É importante que ouçamos o Presidente do BNDES o quanto antes, para que S. Sª. tenha oportunidade de esclarecer se ainda mantém opinião expressa em seu artigo: "Os argentinos e, logo atrás, os mexicanos estão cada vez mais convencidos de que é uma decisão que se impõe" – S. Sª. está se referindo à dolarização – "sob pena de continuarem tendo de competir, pagando um custo de capital de duas ou três vezes superior ao pago por seus concorrentes do Primeiro Mundo. São esses os padrões de boa conduta que se impõem a todos que desejem ter acesso aos mercados globais. Nada obriga o Brasil a aceitá-los". No entanto, o Sr. Francisco Gros mostra-se favorável a que o Brasil aceite esses padrões. Ora, ter uma pessoa com essa opinião à frente do BNDES certamente nos preocupa sobremodo.  

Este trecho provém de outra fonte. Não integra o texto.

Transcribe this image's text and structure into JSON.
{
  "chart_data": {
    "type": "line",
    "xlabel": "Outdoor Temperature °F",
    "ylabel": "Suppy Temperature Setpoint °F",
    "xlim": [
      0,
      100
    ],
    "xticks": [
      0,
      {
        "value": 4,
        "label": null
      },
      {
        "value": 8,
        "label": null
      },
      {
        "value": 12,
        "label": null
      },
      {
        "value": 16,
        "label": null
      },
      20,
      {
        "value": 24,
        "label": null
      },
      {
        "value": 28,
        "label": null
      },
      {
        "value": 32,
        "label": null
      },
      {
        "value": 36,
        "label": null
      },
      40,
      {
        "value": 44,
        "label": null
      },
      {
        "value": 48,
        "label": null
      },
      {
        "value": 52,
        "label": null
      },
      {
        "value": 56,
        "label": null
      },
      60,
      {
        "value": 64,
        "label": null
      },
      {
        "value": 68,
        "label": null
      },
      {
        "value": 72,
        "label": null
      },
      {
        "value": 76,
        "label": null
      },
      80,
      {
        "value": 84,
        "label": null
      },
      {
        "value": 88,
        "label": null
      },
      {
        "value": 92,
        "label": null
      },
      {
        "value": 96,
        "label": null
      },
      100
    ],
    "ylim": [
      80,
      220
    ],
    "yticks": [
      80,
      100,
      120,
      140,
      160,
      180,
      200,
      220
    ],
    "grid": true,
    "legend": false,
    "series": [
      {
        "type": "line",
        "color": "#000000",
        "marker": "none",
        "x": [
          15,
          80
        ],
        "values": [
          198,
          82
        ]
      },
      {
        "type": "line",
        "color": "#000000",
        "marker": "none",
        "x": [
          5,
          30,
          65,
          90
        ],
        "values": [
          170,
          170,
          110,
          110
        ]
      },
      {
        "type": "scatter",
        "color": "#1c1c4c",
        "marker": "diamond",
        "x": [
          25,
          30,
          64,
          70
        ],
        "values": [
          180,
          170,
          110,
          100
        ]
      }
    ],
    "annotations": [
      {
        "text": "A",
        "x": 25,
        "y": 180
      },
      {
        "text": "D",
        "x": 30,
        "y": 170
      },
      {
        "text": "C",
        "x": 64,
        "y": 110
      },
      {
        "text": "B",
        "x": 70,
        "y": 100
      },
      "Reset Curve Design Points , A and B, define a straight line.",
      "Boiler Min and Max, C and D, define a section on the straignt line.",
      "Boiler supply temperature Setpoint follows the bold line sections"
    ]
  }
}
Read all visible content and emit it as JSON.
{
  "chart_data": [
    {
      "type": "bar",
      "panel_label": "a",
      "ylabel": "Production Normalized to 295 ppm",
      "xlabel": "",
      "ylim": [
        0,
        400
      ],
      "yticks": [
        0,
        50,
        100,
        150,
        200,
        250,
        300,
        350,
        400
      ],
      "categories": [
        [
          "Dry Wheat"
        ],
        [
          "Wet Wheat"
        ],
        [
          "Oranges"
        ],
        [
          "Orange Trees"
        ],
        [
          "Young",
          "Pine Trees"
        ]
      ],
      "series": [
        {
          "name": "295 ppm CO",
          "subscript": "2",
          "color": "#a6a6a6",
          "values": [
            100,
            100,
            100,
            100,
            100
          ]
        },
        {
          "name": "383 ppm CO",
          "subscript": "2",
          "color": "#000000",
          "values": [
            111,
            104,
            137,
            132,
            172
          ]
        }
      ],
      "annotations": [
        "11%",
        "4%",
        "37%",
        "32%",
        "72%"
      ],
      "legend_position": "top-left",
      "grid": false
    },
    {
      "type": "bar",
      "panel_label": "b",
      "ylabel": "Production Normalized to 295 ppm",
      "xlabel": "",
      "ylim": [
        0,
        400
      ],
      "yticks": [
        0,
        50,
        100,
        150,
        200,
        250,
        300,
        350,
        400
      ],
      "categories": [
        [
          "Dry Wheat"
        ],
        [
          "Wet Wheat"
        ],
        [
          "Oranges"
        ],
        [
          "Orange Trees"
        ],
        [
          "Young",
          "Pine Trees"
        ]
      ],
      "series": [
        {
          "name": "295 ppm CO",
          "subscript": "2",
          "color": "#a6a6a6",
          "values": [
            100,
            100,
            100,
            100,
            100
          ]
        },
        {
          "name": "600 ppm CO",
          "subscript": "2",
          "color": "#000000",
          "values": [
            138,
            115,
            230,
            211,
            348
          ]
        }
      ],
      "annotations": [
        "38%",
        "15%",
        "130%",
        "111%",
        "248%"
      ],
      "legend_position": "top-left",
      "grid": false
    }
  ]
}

Em artigo publicado na Folha de S.Paulo de hoje, intitulado "Os Homens dos Cofres", o jornalista Jânio de Freitas assinala muito bem que Francisco Gros vive uma situação de grande dificuldade de interesses porque está assumindo a Presidência do BNDES e precisar ter condições morais e legais para assumi-la.  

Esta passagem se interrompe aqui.